Is it really a problem that the workplace is evolving away from the traditional Monday-Friday grind of commuting to the office? A recent article from Fast Company makes the case that Monday has become as unpopular for in-office work as Friday.
A recent report from the company Density, which tracks utilization of office buildings, found that in February 2020, before the pandemic had hit in full-force, offices were generally utilized at a rate of about 40 percent. By comparison, now the rate is much closer to 19 percent overall, but as the company’s Nellie Hyatt notes, “Mondays are behaving a lot like Fridays.”
At this time, offices are utilized just 11 percent on Fridays, but Mondays are easily in second place, at 16 percent. This makes the compelling case that Tuesdays are the new Monday.
Is this a problem? I think it depends on your vantage point. If you run a city, you might find the cut in foot traffic to be a troubling trend. As highlighted in a piece in Insider this morning, office space utilization has dipped from 95 percent to 47 percent, meaning that not only is office utilization down overall, it’s in part because offices are basically sitting unused or unrented.
“Not unlike how deindustrialization led to abandoned factories and warehouses, the pandemic has led downtowns into a new period of transition,” writer Emil Scandal explained. “In the 1920s factories were replaced by gleaming commercial high-rises occupied by white-collar workers, but it’s not clear yet what today’s empty skyscrapers will become. What is clear is that an office-centric downtown is soon to be a thing of the past.”
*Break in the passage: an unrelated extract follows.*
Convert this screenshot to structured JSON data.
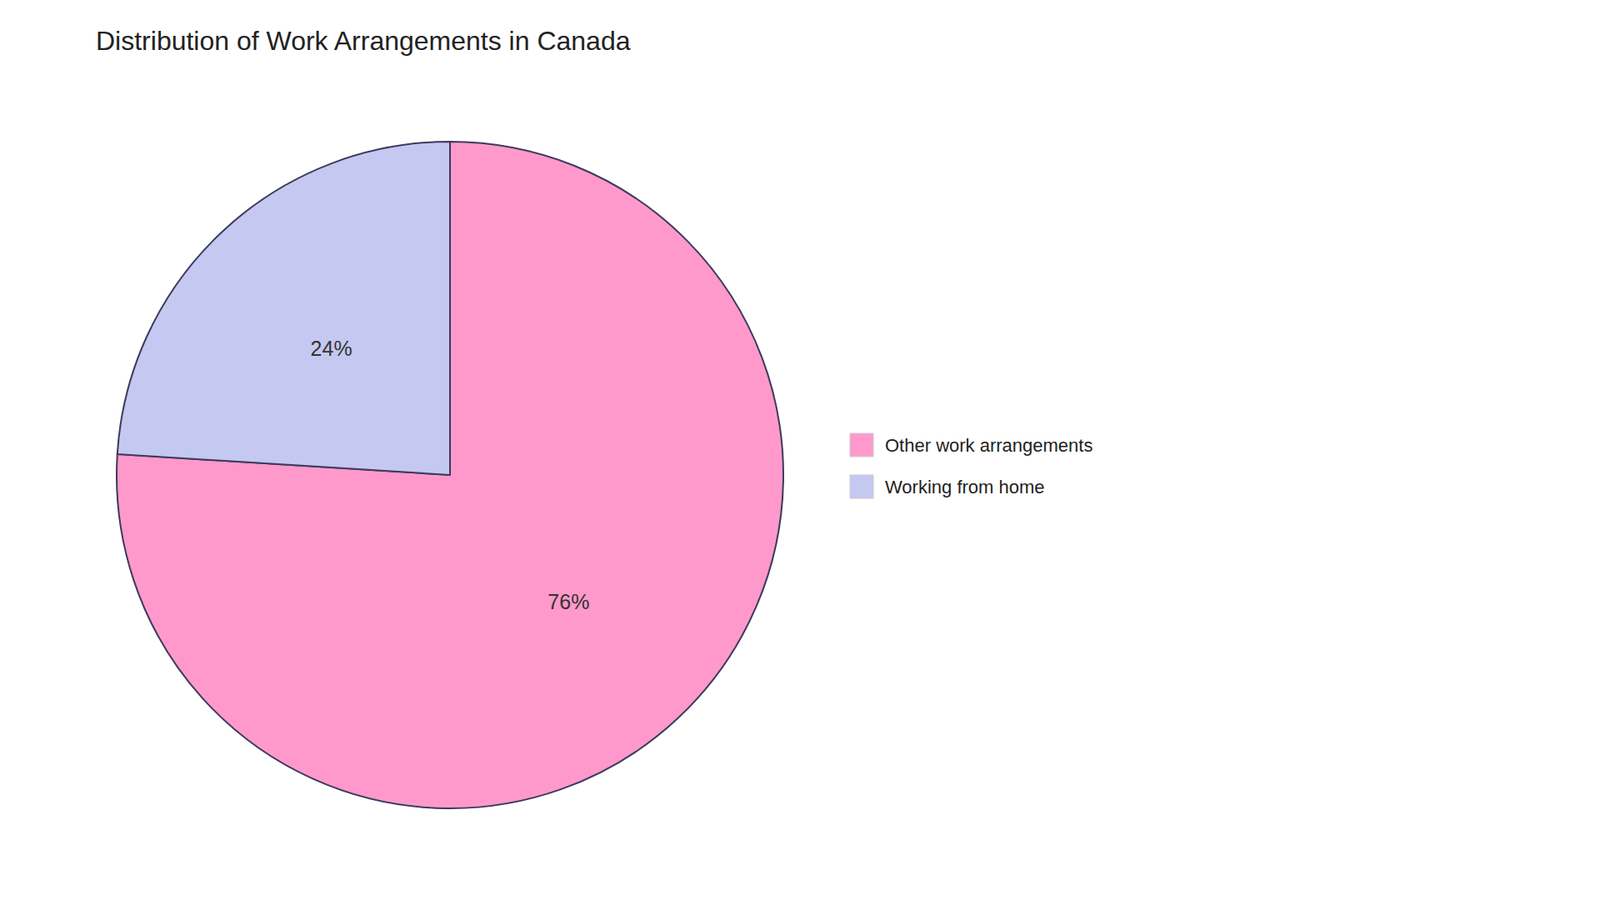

This is obviously bad if you’re, say, the mayor of a large city whose local economy relies on sales tax. (To which I argue, convert it to cheap housing!) It might also be bad if you are a leader and you prefer that your organization works in the same place.
But I think that there is potential to strike a balance for more diverse office experiences. The Los Angeles Times recently noted how the cosmetics company L’Oréal has managed to attract more employees back to the office by offering a concierge service and improving the office building’s amenities. But even there, workers are allowed two days a week outside of the office—days that are usually taken. Mondays and Fridays are the most likely victims of remote work.
To offer a contrast, if things go further into a 100 percent remote direction, that could be better for the country overall, as it could diversify the country away from being quite so centralized, allowing more cities of all sizes to benefit from the experiences of larger cities, for instance.
In some cases, you could argue that the pendulum swung too far in a centralized direction. During the early 2010s, for example, it was becoming more common for journalism to be focused on a handful of urban areas—New York, D.C., Chicago, and L.A., with a strong lean on the first two—despite the fact that many of these journalists were covering the whole country. Given the trends of the past decade, I’d suggest it was perhaps bad for the discourse. I think that part of this reflects the conflict between centralized leadership and the actual work.
So maybe it makes sense that we just embrace that people are going to be in the office a lot less moving forward, on Mondays or any other day. Or at all. It’s not a bad thing.